Coma Cose perché si chiamano così

Luca Incoronato
10/02/2023

Coma Cose perché si chiamano così

Il significato del nome Coma Cose: perché si chiamano così e come si sono conosciuti i due cantanti. Le origini del duo che canta L’addio a Sanremo 2023

Coma Cose perché si chiamano così? Chiunque abbia sentito suonare la famosa coppia, in gara a Sanremo 2021 con Fiamme negli occhi, non ha potuto fare a meno di chiedersi il significato del nome Coma Cose: perché si chiamano così Fausto Zanardelli e Francesca Mesiano. I loro nomi d’arte sono Fausto Lama, precedentemente noto nella scena musicale come Edipo, e California, e sono una coppia tanto sul palco quanto nella vita di tutti i giorni. Da anni impegnati in una splendida storia d’amore che, come tutte, ha i propri alti e bassi e, parlando della loro canzone di Sanremo 2023, L’addio, hanno svelato come sia il frutto di un’analisi molto intensa su loro stessi, al fine di tentare di uscire da una profonda crisi nella quale erano piombati, riuscendoci. Il significato di Coma Cose non ha una storia così complessa, ma è chiaro come certe scelte incuriosiscano il pubblico. Lo sanno bene gli Articolo 31, che per anni si sono sentiti porre la stessa domanda, ovvero il perché di quella scelta così poco convenzionale. La vera porzione significativa del nome del duo è Coma, scelto perchè entrambi desideravano individuare una parola che potesse ben rappresentare uno stato mentale e alla fine ha vinto proprio questa. Cosa c’entra, allora, Cose? Davvero nulla, se non che suonava bene all’orecchio di Fausto e e Francesca, che hanno deciso di tenere queste due parole vicine.

Coma Cose origini

Prima di essere una delle due metà dei Coma Cose, Fausto Zanardelli, noto come Fausto Lama, aveva tentato un progetto musicale, al tempo col nome di Edipo, che però non è riuscito a portarlo ai livelli sperati, quasi distruggendo la sua voglia di provare a farcela nella musica. Tutto è cambiato, però, dopo l’incontro con Francesca Mesiano, che i fan ben conoscono come California. Si sono conosciuti nel negozio dove entrambi lavoravano, a Milano, che però non ha nulla a che fare con la musica. Commessa lei e magazziniere lui, hanno avuto tempo per scoprire d’essere mossi dalla stessa passione e, in seguito, si sono cimentati in questo progetto che ha stravolto le loro vite in tutti i sensi, dal momento che hanno dato il via anche una storia d’amore. Quel negozio non c’è più, dal momento che ha chiuso, quasi a porre la parola fine su un periodo difficile sia per Fausto che per Francesca. Avevano bisogno di una cossa e l’idea dei Coma Cose è stata proprio questo, poi rivelatasi molto fortunata, così come la loro esperienza a Sanremo 2021 con Fiamme negli occhi.
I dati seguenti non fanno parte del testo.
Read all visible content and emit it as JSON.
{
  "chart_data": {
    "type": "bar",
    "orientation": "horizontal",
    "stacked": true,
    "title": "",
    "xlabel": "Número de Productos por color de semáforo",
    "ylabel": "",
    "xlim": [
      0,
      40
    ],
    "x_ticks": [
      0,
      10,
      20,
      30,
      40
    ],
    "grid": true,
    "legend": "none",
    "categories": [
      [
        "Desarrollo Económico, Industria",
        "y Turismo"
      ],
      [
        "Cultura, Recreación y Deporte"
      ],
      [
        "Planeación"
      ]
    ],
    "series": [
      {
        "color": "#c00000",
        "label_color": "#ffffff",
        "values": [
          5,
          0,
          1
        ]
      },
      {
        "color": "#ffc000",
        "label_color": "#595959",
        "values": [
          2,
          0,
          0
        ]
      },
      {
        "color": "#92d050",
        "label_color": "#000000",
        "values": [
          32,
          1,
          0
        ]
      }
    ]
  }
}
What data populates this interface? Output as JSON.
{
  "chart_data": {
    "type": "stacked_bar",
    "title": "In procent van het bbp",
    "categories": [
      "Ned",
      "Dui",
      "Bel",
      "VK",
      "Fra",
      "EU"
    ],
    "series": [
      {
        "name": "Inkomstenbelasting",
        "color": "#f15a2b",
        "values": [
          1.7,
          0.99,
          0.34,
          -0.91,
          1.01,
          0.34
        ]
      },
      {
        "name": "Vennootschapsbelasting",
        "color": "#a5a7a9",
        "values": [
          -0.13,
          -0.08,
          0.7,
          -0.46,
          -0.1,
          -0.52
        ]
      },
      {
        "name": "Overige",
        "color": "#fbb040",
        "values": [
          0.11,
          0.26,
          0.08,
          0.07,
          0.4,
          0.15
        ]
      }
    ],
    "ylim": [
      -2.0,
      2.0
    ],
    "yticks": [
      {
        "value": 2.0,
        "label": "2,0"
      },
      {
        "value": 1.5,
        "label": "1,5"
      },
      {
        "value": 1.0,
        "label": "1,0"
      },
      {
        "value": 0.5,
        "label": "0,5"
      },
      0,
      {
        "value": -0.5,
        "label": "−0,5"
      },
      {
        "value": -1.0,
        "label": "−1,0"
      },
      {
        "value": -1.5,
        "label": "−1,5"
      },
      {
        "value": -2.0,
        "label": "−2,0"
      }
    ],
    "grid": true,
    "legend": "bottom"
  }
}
Nel 2017 riescono a firmare con l’etichetta discografica Asian Fake, che ha consentito loro di pubblicare l’EP Inverno ticinese. Ottengono una certa notorietà e ricevono una chance importante dal conduttore Alessandro Cattelan, che li invita al suo talk show nel 2018, E poi c’è Cattelan. Nello stesso anno sono a Parigi, aprendo le tappe dei concerti dei Phoenix e, finalmente, nel 2019 arriva il primo album vero e proprio, Hype Paura (che letto all’italiana è “hai paura”). Il pubblico li segue con passione, anche se rientrano ancora nella categoria “underground”, e partecipano al Concerto del Primo Maggio a Roma. Svariate le collaborazioni accumulate, alle quali si aggiunge anche una comparsata nella serie Netflix Summertime. Il successo è assodato e anche chi non li aveva mai sentiti nominare, li ha scoperti grazie a Sanremo 2021 e, dopo il grande trionfo di quell’edizione, hanno deciso di tornare all’Ariston con la canzone L’addio.